Using a method it developed internally, a research team from the University of Zurich (UZH) has discovered that some cells make decisions far more autonomously than previously thought. The method has allowed the researchers to “simultaneously visualize and quantify up to 80 different proteins and protein modifications in single cells using fluorescence microscopy”, comments Bernhard Kramer, first author of the study and PhD student, in the press release.
The researchers focused on a cell’s key decision: To divide or not to divide?
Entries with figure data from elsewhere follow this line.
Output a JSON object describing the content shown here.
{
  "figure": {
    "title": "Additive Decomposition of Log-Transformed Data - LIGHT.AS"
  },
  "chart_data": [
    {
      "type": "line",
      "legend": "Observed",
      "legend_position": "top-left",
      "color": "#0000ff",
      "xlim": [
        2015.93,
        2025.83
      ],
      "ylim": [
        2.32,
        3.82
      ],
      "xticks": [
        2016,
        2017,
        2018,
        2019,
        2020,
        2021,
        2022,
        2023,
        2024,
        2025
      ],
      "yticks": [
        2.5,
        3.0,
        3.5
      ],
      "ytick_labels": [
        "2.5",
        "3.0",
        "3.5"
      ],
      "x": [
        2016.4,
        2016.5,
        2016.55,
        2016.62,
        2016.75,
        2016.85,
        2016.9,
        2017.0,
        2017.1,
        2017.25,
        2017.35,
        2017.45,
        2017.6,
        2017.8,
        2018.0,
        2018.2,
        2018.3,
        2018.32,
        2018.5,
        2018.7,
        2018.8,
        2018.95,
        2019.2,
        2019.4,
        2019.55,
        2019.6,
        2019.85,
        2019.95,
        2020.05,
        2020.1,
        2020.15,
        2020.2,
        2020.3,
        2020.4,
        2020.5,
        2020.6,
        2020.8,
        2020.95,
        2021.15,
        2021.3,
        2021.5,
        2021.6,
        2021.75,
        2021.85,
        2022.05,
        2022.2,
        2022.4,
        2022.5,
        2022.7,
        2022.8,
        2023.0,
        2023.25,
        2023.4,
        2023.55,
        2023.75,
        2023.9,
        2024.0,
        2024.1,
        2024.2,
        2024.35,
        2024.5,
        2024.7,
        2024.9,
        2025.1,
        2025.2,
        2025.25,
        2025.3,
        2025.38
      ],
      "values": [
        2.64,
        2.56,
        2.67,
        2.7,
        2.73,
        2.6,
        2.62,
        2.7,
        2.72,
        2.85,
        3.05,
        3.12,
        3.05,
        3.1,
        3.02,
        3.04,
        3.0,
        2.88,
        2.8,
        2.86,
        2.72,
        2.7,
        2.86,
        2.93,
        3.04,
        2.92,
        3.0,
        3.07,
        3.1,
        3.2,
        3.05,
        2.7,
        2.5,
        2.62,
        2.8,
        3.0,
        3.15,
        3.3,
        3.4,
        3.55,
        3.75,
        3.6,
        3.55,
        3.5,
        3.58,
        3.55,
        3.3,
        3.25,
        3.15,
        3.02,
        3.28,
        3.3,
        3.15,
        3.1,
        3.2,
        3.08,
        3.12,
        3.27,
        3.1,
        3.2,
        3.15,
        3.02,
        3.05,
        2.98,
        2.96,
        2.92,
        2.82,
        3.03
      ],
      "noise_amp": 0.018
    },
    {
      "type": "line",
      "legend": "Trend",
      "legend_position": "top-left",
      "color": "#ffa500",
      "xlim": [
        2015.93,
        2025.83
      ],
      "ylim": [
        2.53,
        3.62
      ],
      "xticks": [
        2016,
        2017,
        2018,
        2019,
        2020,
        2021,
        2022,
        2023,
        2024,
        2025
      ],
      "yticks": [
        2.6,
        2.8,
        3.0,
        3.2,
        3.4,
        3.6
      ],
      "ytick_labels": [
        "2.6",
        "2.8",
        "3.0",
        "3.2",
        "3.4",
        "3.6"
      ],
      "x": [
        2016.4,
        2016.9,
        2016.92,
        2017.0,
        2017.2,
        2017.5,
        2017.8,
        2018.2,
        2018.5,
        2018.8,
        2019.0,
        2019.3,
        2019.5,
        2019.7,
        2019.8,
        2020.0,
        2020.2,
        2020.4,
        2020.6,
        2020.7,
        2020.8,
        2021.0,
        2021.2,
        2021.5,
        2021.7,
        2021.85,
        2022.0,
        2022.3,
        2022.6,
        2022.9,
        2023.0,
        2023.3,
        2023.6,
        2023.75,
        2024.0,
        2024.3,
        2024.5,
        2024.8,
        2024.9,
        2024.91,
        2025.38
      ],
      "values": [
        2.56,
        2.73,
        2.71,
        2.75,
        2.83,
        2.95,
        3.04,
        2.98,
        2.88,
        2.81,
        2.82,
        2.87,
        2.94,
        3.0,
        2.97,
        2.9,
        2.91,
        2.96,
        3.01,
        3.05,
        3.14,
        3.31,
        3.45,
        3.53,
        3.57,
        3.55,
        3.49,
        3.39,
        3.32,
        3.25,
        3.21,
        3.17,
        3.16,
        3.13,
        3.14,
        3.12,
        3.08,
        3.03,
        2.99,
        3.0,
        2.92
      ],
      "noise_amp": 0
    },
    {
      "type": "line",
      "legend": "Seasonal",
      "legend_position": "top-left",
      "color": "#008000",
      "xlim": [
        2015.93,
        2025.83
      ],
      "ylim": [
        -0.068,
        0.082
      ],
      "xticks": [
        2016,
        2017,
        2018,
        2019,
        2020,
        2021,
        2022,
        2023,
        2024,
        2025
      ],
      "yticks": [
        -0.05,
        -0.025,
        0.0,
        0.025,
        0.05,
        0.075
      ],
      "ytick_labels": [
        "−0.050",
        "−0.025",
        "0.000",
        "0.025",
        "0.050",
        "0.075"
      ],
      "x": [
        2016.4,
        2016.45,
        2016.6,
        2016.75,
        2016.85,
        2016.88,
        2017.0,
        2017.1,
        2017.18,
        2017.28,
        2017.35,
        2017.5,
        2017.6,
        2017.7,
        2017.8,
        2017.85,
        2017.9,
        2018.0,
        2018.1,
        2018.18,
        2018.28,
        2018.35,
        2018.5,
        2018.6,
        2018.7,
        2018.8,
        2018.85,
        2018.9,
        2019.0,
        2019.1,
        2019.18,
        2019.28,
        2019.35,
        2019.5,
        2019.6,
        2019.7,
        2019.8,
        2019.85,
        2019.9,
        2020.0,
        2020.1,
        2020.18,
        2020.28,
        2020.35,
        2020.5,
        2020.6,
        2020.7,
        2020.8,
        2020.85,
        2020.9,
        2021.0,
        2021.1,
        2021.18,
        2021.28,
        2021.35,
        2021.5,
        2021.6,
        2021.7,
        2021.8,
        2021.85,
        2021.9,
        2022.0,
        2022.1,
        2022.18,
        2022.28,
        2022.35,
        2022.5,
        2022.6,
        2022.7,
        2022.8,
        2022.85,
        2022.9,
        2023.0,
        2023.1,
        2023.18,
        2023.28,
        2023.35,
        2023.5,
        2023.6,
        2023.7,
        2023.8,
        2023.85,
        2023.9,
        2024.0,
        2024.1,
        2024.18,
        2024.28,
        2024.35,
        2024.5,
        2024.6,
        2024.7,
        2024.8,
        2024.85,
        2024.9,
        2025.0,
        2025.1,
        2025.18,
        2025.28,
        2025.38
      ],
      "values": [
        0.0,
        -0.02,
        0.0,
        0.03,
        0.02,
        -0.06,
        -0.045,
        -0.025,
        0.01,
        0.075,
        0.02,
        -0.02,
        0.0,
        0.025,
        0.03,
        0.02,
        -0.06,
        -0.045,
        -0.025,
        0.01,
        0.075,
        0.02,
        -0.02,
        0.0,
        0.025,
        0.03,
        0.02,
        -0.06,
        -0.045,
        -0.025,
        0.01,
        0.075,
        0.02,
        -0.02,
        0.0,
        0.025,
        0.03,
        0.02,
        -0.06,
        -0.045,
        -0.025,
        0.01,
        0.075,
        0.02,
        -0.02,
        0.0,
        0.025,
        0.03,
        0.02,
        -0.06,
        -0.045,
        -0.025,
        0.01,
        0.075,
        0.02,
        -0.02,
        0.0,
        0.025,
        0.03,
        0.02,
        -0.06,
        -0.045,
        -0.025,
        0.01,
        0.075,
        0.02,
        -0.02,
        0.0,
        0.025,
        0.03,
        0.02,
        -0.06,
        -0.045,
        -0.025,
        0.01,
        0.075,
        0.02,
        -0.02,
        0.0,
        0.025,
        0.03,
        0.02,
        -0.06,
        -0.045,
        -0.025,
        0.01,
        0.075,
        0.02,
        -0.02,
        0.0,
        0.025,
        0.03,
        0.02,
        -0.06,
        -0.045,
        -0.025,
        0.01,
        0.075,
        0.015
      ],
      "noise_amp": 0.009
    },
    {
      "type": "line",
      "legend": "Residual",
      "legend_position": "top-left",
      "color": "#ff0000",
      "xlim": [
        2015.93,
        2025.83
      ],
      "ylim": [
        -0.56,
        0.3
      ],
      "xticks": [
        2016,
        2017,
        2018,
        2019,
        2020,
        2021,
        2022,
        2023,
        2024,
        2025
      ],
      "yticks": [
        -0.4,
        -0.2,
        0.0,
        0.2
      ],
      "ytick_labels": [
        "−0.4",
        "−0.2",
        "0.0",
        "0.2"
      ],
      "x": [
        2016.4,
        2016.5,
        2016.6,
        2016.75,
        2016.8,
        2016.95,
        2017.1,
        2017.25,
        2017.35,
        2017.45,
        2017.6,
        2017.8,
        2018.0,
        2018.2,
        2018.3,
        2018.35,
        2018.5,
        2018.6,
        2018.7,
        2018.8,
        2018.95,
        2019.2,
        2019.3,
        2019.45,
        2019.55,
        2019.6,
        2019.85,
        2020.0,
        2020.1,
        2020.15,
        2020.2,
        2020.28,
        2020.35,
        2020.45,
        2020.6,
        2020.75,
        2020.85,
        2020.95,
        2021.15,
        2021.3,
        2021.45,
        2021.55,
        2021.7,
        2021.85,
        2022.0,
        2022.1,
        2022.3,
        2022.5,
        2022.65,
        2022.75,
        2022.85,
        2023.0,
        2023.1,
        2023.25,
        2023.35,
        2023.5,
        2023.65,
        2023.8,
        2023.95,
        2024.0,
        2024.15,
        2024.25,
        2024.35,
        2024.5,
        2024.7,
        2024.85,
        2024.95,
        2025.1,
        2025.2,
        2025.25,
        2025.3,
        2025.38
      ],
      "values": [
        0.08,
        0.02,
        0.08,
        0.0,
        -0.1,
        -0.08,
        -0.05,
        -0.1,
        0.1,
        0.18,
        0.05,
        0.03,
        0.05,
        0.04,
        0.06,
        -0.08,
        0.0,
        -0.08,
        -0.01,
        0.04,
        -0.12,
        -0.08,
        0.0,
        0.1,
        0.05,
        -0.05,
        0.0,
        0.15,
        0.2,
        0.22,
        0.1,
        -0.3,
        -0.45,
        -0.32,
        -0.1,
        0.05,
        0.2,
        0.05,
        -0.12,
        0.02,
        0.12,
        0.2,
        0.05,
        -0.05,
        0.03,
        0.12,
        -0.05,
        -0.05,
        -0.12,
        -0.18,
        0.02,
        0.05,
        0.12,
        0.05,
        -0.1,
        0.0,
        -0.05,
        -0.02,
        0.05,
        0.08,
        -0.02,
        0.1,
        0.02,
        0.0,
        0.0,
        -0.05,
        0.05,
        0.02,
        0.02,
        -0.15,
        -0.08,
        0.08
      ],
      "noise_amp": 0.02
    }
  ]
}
They found that this decision is dependent on something known as multisensory perception, which means the cell analyzes information perceived by several sensors. The researchers discovered that “the cell’s choice was mediated by the perception of multiple sensors and was predictably modulated by cues of the cell’s internal state”, UZH writes in the press release.
This may, for example, be of relevance when considering treatment-resistant cells that do not respond to anti-proliferative drugs. “Such resistance to drugs is a major problem in the fight against cancer”, comments Lucas Pelkmans, professor at the Department of Molecular Life Sciences at UZH, in the press release. “The solution may come from taking into account the contextual cues that individual cells experience and ultimately altering them”, he concludes.
According to Bernhard Kramer, all external and internal cues must be considered as a whole: “Single cells are thus able to make adequate context-dependent decisions - and are therefore clearly smarter than previously thought”, he deduces.